* LVMH says he wants to ensure foundation control of family assets
* Bernard Arnault created foundation in Belgium in 2008
* France does not allow for creation of such foundation
* Arnault accused in France of trying to avoid new taxes
* He will remain fiscal resident of France-company
By Astrid Wendlandt and Ben Deighton
PARIS, Jan 18 (Reuters) - Tycoon Bernard Arnault, accused in France of trying to dodge new wealth taxes, wants Belgian citizenship to protect a foundation designed to control his family’s holdings in LVMH if he dies, a spokesman for the luxury group said.
Arnault, France’s richest man and LVMH chief executive, caused an uproar when he sought Belgian citizenship last September, an attempt which has been blocked by Belgian prosecutors.
Arnault denies that the Belgium move is a response to French President Francois Hollande’s planned tax hikes on the wealthy, saying he intends to remain a fiscal resident of France.
“The goal of this foundation is to protect the unity of the family holdings in the group until 2023,” the LVMH spokesman said on Friday, adding Arnault wished to protect LVMH from being sold.
France does not allow the creation of the type of private foundation Bernard Arnault set up in 2008 in Belgium under the name of Protectinvest.
According to the foundation’s statutes, administrators must be at least 50 years old, which would prevent Arnault’s five children from ever sitting on its board and selling their stakes, or parts of the group or their assets.
Arnault’s eldest child, Delphine, who sits on the LVMH board, is 37 and would be 48 by 2023, while her father would be 74.
The LVMH spokesman confirmed a report in Belgian newspaper L‘Echo on Friday which said that by becoming Belgian, 63-year-old Arnault would secure the foundation’s legal basis and make it difficult for anybody in France to challenge it.
Earlier this month Belgian prosecutors advised against giving citizenship to Arnault because he had not shown he had been mostly resident in Belgium for the required period of at least three years.

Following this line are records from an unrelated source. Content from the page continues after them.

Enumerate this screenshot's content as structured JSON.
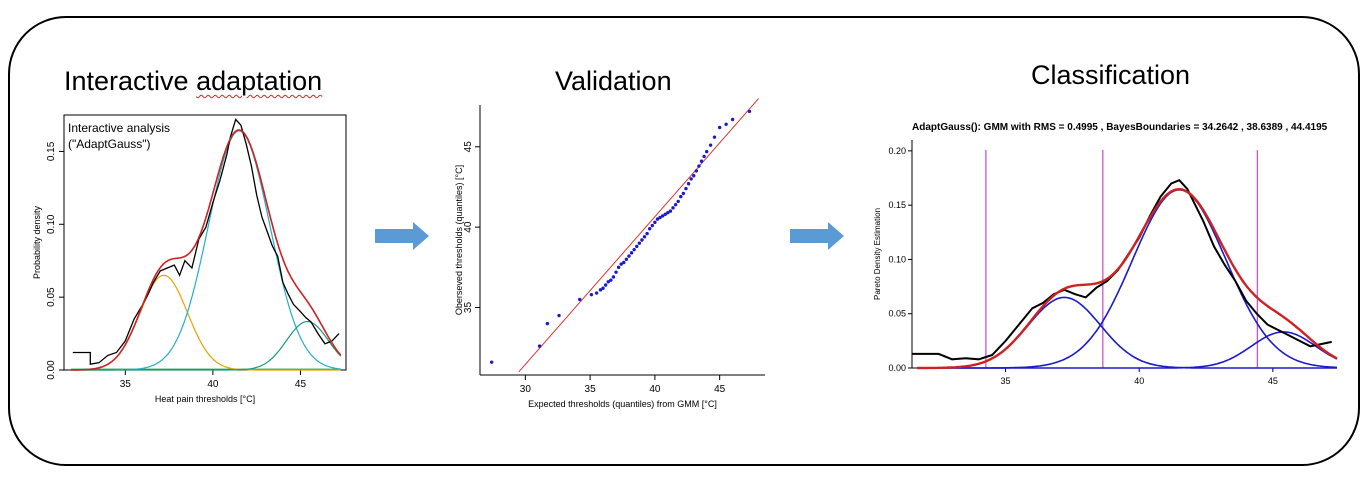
{
  "titles": {
    "left": "Interactive adaptation",
    "middle": "Validation",
    "right": "Classification"
  },
  "colors": {
    "arrow": "#5b9bd5",
    "empirical": "#000000",
    "mixture": "#cc2222",
    "comp1_left": "#e6a400",
    "comp2_left": "#22b0c8",
    "comp3_left": "#1a9a7a",
    "baseline_left": "#1aa040",
    "qq_points": "#1a1acc",
    "qq_line": "#dd3333",
    "components_right": "#1a1acc",
    "boundaries": "#cc44cc"
  },
  "chart_data": [
    {
      "type": "line",
      "panel": "left",
      "annotation": [
        "Interactive analysis",
        "(\"AdaptGauss\")"
      ],
      "xlabel": "Heat pain thresholds [°C]",
      "ylabel": "Probability density",
      "xlim": [
        31.5,
        47.6
      ],
      "ylim": [
        0,
        0.175
      ],
      "xticks": [
        35,
        40,
        45
      ],
      "yticks": [
        0.0,
        0.05,
        0.1,
        0.15
      ],
      "ytick_labels": [
        "0.00",
        "0.05",
        "0.10",
        "0.15"
      ],
      "components": [
        {
          "mean": 37.2,
          "sd": 1.35,
          "weight": 0.22
        },
        {
          "mean": 41.5,
          "sd": 1.75,
          "weight": 0.72
        },
        {
          "mean": 45.4,
          "sd": 1.2,
          "weight": 0.1
        }
      ],
      "empirical_pdf": {
        "x": [
          32.0,
          33.0,
          33.0,
          33.5,
          34.0,
          34.5,
          35.0,
          35.5,
          36.0,
          36.3,
          36.6,
          37.0,
          37.4,
          37.8,
          38.1,
          38.4,
          38.8,
          39.2,
          39.6,
          40.0,
          40.4,
          40.8,
          41.0,
          41.3,
          41.6,
          41.9,
          42.2,
          42.5,
          42.8,
          43.1,
          43.4,
          43.7,
          44.0,
          44.3,
          44.6,
          45.0,
          45.3,
          45.6,
          46.0,
          46.4,
          46.8,
          47.2
        ],
        "y": [
          0.012,
          0.012,
          0.004,
          0.005,
          0.01,
          0.012,
          0.02,
          0.035,
          0.045,
          0.052,
          0.06,
          0.068,
          0.07,
          0.072,
          0.065,
          0.075,
          0.07,
          0.09,
          0.098,
          0.115,
          0.13,
          0.148,
          0.16,
          0.172,
          0.168,
          0.155,
          0.14,
          0.12,
          0.105,
          0.095,
          0.085,
          0.078,
          0.06,
          0.052,
          0.045,
          0.04,
          0.036,
          0.033,
          0.025,
          0.018,
          0.02,
          0.025
        ]
      }
    },
    {
      "type": "scatter",
      "panel": "middle",
      "xlabel": "Expected thresholds (quantiles) from GMM [°C]",
      "ylabel": "Oberseved thresholds (quantiles) [°C]",
      "xlim": [
        26.5,
        48.5
      ],
      "ylim": [
        30.8,
        47.6
      ],
      "xticks": [
        30,
        35,
        40,
        45
      ],
      "yticks": [
        35,
        40,
        45
      ],
      "reference_line": [
        [
          29.5,
          31.0
        ],
        [
          48.0,
          48.0
        ]
      ],
      "points": {
        "x": [
          27.4,
          31.1,
          31.7,
          32.6,
          34.2,
          35.1,
          35.5,
          35.8,
          36.0,
          36.2,
          36.4,
          36.6,
          36.8,
          37.0,
          37.2,
          37.4,
          37.6,
          37.8,
          38.0,
          38.2,
          38.4,
          38.6,
          38.8,
          39.0,
          39.2,
          39.4,
          39.6,
          39.8,
          40.0,
          40.2,
          40.4,
          40.6,
          40.8,
          41.0,
          41.2,
          41.4,
          41.6,
          41.8,
          42.0,
          42.2,
          42.4,
          42.6,
          42.8,
          43.0,
          43.2,
          43.4,
          43.6,
          43.8,
          44.0,
          44.3,
          44.6,
          45.0,
          45.5,
          46.0,
          47.3
        ],
        "y": [
          31.6,
          32.6,
          34.0,
          34.5,
          35.5,
          35.8,
          35.9,
          36.1,
          36.2,
          36.4,
          36.6,
          36.7,
          36.9,
          37.2,
          37.5,
          37.7,
          37.8,
          38.0,
          38.2,
          38.4,
          38.6,
          38.8,
          39.0,
          39.2,
          39.4,
          39.6,
          39.9,
          40.1,
          40.3,
          40.5,
          40.6,
          40.7,
          40.8,
          40.9,
          41.0,
          41.2,
          41.4,
          41.6,
          41.9,
          42.1,
          42.4,
          42.7,
          43.0,
          43.2,
          43.5,
          43.8,
          44.1,
          44.4,
          44.7,
          45.1,
          45.6,
          46.2,
          46.4,
          46.7,
          47.2
        ]
      }
    },
    {
      "type": "line",
      "panel": "right",
      "title": "AdaptGauss(): GMM with RMS =  0.4995 , BayesBoundaries =  34.2642 ,  38.6389 ,  44.4195",
      "ylabel": "Pareto Density Estimation",
      "xlim": [
        31.5,
        47.4
      ],
      "ylim": [
        0,
        0.21
      ],
      "xticks": [
        35,
        40,
        45
      ],
      "yticks": [
        0.0,
        0.05,
        0.1,
        0.15,
        0.2
      ],
      "ytick_labels": [
        "0.00",
        "0.05",
        "0.10",
        "0.15",
        "0.20"
      ],
      "bayes_boundaries": [
        34.2642,
        38.6389,
        44.4195
      ],
      "components": [
        {
          "mean": 37.2,
          "sd": 1.35,
          "weight": 0.22
        },
        {
          "mean": 41.5,
          "sd": 1.75,
          "weight": 0.72
        },
        {
          "mean": 45.4,
          "sd": 1.2,
          "weight": 0.1
        }
      ],
      "empirical_pdf": {
        "x": [
          31.5,
          32.5,
          33.0,
          33.5,
          34.0,
          34.5,
          35.0,
          35.5,
          36.0,
          36.4,
          36.8,
          37.2,
          37.6,
          38.0,
          38.4,
          38.8,
          39.2,
          39.6,
          40.0,
          40.4,
          40.8,
          41.2,
          41.5,
          41.8,
          42.1,
          42.4,
          42.8,
          43.2,
          43.6,
          44.0,
          44.4,
          44.8,
          45.2,
          45.6,
          46.0,
          46.4,
          46.8,
          47.2
        ],
        "y": [
          0.013,
          0.013,
          0.008,
          0.009,
          0.008,
          0.012,
          0.025,
          0.04,
          0.055,
          0.06,
          0.068,
          0.072,
          0.068,
          0.065,
          0.074,
          0.08,
          0.09,
          0.105,
          0.12,
          0.14,
          0.158,
          0.17,
          0.173,
          0.165,
          0.15,
          0.135,
          0.112,
          0.095,
          0.08,
          0.062,
          0.05,
          0.04,
          0.035,
          0.03,
          0.025,
          0.02,
          0.022,
          0.024
        ]
      }
    }
  ]
}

Belgian prosecutors also launched a preliminary examination of his businesses.
Arnault and his family holdings control LVMH, the world’s biggest luxury group, through a complex web of companies, making it difficult to assess exactly how much they own altogether.
LVMH’s stable of brands range from Louis Vuitton, Fendi and Celine to Cognac producer Hennessy, watchmaker Tag Heuer and jewellers Fred, Chaumet and Bulgari.
Manoel Dekeyser, a Brussels-based tax lawyer, said that by becoming Belgian, Arnault could help ensure that his foundation would be protected under Belgian law.
“It’s my opinion that one way or another, recourse to Belgian law would allow him to protect the unity of the empire,” he said.